John Adams = {facts are stubborn things. they cannot be swayed by our wishes or our passions...}
FACTS WILL NOT BE SWAYED, but our perceptions and interpretation of those facts ARE swayed, as are our thoughts of the implications of those facts. :(

Brown v. Board of Education
= unpopular decision was right and is now accepted
/=/ that does not mean that every unpopular decision is right*

* in fact, i would hope that we, as a people, have matured morally that unpopular decisions ARE NOT right.


"students should have more training in civics"
yes, I agree. however, who's to say that they'll be taught the Constitution correctly?

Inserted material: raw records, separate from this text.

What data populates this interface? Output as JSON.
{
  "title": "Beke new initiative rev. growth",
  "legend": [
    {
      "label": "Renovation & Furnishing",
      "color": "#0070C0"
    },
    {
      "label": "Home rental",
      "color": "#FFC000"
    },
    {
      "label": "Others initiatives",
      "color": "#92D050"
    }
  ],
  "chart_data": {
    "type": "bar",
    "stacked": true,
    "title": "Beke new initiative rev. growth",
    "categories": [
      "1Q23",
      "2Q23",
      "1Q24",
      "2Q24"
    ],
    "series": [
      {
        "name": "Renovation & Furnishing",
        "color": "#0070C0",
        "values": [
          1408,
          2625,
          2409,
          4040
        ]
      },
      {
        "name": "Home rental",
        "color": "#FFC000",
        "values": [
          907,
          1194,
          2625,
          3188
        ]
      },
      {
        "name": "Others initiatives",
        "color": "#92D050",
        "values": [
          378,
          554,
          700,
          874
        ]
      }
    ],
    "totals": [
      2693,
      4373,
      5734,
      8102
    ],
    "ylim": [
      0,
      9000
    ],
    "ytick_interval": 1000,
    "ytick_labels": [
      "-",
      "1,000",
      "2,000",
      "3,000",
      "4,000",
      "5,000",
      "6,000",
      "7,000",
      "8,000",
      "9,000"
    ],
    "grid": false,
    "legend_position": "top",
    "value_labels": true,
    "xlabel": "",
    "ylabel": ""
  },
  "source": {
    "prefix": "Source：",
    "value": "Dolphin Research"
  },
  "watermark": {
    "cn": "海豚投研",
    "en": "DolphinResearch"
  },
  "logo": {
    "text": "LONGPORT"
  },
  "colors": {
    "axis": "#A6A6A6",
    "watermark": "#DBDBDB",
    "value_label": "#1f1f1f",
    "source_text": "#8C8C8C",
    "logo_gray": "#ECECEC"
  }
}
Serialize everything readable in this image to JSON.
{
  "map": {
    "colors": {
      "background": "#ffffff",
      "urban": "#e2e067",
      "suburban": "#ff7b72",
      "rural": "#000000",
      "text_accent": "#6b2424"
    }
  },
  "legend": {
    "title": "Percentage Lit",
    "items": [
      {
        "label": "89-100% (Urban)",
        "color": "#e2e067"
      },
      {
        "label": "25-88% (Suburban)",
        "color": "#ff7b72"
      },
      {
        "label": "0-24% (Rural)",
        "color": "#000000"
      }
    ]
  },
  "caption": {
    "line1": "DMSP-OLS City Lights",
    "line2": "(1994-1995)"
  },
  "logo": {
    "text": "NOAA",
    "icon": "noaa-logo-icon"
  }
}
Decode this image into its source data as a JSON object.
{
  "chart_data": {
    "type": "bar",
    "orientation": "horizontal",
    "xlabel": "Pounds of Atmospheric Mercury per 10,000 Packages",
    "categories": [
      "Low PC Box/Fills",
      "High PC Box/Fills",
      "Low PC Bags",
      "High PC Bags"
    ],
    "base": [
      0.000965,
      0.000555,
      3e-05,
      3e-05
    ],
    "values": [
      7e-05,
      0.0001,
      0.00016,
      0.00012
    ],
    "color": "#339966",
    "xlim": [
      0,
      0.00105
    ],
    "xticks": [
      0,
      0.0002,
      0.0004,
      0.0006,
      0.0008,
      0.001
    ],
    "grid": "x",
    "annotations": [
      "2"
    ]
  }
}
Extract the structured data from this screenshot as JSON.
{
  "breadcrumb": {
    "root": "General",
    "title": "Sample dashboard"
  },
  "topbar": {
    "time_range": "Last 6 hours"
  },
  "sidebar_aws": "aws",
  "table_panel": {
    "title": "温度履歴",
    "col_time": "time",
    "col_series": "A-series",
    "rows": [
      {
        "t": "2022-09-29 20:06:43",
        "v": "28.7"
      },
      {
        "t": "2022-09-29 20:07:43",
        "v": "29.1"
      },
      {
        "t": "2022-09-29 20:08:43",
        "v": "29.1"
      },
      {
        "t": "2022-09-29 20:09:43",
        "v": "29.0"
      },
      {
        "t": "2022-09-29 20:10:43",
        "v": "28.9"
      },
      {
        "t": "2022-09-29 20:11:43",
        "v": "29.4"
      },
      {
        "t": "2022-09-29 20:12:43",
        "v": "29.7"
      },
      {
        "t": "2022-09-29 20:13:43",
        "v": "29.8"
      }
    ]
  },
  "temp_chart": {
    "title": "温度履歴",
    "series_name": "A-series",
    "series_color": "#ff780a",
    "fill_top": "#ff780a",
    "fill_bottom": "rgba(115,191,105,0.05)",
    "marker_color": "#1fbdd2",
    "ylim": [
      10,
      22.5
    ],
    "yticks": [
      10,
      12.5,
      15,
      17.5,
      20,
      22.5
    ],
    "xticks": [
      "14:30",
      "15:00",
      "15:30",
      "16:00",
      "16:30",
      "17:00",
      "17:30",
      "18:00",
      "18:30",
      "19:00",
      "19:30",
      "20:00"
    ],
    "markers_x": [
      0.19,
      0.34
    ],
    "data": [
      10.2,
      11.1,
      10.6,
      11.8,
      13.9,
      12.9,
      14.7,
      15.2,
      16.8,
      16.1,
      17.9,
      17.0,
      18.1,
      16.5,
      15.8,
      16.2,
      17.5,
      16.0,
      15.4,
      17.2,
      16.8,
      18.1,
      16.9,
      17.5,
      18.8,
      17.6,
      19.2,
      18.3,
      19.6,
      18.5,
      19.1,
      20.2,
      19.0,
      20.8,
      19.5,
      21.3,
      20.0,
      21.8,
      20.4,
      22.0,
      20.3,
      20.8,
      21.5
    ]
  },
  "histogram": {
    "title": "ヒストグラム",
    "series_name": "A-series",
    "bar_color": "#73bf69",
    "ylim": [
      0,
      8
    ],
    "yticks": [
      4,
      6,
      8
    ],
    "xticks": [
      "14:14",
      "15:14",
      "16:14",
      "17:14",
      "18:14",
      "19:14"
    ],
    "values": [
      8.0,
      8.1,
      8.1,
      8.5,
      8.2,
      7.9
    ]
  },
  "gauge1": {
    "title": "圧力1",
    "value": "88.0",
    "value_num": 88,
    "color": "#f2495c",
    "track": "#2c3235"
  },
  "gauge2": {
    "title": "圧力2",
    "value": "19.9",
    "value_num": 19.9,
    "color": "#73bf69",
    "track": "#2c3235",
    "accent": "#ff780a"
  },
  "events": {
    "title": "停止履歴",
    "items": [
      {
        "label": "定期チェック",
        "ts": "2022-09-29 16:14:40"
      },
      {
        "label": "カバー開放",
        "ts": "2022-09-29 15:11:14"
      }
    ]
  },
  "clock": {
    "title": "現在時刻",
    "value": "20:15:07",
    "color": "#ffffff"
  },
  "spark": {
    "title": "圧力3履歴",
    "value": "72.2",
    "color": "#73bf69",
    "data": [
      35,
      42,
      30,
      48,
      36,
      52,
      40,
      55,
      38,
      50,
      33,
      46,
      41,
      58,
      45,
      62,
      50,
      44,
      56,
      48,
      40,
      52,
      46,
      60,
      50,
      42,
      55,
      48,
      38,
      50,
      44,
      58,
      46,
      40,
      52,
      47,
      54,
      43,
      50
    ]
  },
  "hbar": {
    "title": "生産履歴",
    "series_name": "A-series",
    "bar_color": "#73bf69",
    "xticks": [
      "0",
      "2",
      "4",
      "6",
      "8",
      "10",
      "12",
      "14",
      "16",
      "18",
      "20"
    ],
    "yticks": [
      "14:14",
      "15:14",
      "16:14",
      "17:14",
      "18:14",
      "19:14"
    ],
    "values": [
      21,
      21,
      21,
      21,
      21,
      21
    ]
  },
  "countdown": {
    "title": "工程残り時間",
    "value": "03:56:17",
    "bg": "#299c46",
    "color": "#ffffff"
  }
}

ethical (and spiritual) intelligence is not imposed, but encouraged.
--> I encourage you to have some ethical and spiritual intelligence.

I respect you for your courage to rule the way you felt just.

----------- barely talked about the Constitution AT ALL

Alex Hamilton --> {the constitution is gone; it is dead letter.}

This is essentially the question I asked him during Q&A.

you said there are certain
precedents you have to
follow as a judge, even
if you don't agree with
where those precedents lead
you... there anything
...that you'd quit
...your job for?

He essentially did not answer my question and said that one potentially could step down from the bench if they felt it necessary, but that one should not shirk their responsibilities. He basically said no.

Afterwards, I asked him if he agreed that biases can influence the conclusions that someone draws from looking at facts, no matter how stubborn those facts may be. (Oh man, why wasn't I this eloquent THEN??) He said yes, and illustrated it by the fact that the Creationists want Intelligent Design to be true and so they will look at the facts in such a way to support their desire. He failed, however, that it also works the other direction.